For visiting Tri mudraca (The Tree Wise Men) you should call in advance because it’s not a restaurant, they work by appointment. The menu can depend on the daily catch (if you order fish or game), but it’s still focused on classic Baranja dishes.
The owners welcomed us warmly. Richard Apel, his wife, and their playful daughter gave us a short tour of their estate. Rustically decorated eating hall with old photos from all around the area plus vintage gadgets complements the atmosphere. Quads, amphicars, and off-road vehicles in the backyard are used for muddy Baranja adventures.
Bacon pie baked in pork fat with sesame on top was crispy on the outside, moist on the inside, with a beautiful aroma of smoked bacon. A simple cold potato salad that followed had a great twist – a Prussian carp, shortly smoked and then cooked à la confit for a few hours. A finger-licking treat! Homemade soup with grits dumplings was just what we needed after the salad. It filled our bellies with that familiar calmness.
Just after we finished the soup, a long forgotten smell engulfed our table. Memories of childhood pond, fishing and hanging out with your buddies. Yes, it was deep-fried Prussian carp. Its crispness, thousands of tiny bones and eating with fingers. A blast from the past. It should have been more salty and fried for a couple of minutes longer. A simple and effective meal.

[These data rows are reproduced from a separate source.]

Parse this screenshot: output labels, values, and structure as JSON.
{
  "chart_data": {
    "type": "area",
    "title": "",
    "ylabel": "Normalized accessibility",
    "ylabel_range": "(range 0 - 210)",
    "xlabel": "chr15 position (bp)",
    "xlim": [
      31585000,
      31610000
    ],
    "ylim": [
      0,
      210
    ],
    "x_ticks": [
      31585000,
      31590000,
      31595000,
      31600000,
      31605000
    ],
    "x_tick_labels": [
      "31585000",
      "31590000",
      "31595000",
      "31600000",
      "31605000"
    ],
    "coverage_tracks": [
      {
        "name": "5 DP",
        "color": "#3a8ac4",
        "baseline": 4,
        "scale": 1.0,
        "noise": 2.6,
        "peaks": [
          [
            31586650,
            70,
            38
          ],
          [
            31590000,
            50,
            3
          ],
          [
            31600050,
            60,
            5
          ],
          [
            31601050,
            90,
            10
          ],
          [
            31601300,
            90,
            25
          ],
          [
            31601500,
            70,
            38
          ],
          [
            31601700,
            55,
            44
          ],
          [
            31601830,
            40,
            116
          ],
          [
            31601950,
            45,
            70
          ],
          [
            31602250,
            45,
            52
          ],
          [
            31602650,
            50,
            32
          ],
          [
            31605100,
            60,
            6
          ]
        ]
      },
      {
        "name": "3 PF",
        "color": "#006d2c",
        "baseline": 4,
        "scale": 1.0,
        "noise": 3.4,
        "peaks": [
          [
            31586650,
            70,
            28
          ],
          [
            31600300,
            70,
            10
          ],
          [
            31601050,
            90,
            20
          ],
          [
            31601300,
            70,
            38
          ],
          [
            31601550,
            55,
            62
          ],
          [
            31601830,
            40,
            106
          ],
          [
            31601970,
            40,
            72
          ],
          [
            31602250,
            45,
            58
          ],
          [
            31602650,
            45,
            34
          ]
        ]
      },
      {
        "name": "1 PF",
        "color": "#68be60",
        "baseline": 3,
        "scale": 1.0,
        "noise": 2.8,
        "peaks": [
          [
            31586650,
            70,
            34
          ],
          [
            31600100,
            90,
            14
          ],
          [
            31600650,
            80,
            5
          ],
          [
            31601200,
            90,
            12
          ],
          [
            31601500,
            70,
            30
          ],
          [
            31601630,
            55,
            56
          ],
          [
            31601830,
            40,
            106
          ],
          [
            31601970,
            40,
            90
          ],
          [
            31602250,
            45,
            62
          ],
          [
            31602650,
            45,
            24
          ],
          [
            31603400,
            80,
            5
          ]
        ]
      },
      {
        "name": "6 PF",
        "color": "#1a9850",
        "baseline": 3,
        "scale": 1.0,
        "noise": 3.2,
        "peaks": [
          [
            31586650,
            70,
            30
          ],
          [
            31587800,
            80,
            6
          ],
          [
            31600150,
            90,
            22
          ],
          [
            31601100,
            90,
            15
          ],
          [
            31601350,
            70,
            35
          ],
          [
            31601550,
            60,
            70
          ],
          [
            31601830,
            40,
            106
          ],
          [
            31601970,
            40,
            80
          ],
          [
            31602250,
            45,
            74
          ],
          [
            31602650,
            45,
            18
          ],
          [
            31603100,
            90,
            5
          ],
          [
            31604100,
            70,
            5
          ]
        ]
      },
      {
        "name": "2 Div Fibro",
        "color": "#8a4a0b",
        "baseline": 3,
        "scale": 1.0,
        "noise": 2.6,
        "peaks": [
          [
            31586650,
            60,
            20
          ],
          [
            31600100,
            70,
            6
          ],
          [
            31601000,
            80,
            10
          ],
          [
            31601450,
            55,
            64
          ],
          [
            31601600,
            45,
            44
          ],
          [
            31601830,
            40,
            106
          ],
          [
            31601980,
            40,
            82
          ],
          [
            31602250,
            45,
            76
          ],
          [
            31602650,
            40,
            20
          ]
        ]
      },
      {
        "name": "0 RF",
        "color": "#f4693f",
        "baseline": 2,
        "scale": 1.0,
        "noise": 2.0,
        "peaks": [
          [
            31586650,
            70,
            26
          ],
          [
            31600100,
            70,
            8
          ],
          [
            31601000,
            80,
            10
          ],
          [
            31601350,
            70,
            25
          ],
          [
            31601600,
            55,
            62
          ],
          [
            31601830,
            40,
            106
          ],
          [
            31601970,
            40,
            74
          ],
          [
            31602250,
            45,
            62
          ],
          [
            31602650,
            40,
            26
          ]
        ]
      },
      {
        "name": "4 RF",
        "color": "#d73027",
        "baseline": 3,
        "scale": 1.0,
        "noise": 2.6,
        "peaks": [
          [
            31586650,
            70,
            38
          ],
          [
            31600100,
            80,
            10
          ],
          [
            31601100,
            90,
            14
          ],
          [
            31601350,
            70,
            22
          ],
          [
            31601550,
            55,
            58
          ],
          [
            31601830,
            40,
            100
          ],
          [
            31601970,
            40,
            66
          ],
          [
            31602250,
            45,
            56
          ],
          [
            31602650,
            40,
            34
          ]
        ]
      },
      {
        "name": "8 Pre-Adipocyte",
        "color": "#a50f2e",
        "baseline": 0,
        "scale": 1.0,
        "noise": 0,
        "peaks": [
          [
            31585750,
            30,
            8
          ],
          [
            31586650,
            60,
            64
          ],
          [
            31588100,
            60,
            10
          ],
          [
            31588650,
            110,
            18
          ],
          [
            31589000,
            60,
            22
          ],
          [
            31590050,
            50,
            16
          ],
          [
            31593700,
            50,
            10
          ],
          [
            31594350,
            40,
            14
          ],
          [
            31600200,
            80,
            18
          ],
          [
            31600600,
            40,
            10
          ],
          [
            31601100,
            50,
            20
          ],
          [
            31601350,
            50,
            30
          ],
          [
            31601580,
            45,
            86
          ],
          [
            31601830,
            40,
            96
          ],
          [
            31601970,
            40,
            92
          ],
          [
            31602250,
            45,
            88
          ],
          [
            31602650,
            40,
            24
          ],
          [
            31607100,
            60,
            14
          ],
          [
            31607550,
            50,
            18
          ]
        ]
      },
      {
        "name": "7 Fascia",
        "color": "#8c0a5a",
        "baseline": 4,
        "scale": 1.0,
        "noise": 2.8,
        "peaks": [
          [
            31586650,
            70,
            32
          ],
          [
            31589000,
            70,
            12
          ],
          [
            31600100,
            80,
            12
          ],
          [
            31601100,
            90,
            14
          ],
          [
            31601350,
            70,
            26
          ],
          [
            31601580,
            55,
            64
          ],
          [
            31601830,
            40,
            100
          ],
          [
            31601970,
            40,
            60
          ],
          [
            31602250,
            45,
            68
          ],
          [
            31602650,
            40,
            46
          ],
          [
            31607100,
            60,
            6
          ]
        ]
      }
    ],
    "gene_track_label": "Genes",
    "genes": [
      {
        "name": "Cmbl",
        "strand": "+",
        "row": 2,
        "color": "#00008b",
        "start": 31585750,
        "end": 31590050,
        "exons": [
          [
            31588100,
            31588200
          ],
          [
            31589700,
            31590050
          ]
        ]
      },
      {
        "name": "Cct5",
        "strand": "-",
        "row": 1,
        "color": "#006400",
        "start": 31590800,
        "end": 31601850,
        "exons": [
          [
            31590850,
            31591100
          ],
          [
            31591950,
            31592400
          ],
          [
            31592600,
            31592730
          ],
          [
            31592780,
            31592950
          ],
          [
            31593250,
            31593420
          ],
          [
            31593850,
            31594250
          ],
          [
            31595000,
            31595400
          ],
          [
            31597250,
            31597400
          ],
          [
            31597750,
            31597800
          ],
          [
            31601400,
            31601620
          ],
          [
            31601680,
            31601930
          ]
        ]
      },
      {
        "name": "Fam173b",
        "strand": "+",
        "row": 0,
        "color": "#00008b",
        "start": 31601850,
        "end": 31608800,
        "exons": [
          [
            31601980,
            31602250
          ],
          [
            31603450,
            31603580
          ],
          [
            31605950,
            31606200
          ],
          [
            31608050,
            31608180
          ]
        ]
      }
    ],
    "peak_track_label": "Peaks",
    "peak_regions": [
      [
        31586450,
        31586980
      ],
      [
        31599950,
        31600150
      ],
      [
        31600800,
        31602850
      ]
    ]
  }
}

The next challenge came in the form of pork loin in šlafrok (a coating made of grated potato mixed with cream) “supported” with a homegrown vegetable casserole and delicious zucchini and muscat sauce. Then everything went silent. The star of the night appeared on our table – freshly caught starlet*! Tender meat with unique aromas that no other fish can give. Potatoes baked with baby carrots complemented this meal perfectly. We finished with a cherry strudel, a great end of this flavor adventure.
All the way we drank Belje Graševina (again). The owners said they had planned a wine cellar, but their first attempt failed because of the indifferent winemakers. True or false, it seems to be a burning issue around Baranja.
If you’re searching for a place with unpretentious but delicious food, you should call and visit Tri mudraca. They have the potential to become a great spot for everyone eager to taste traditional Baranja food with a twist.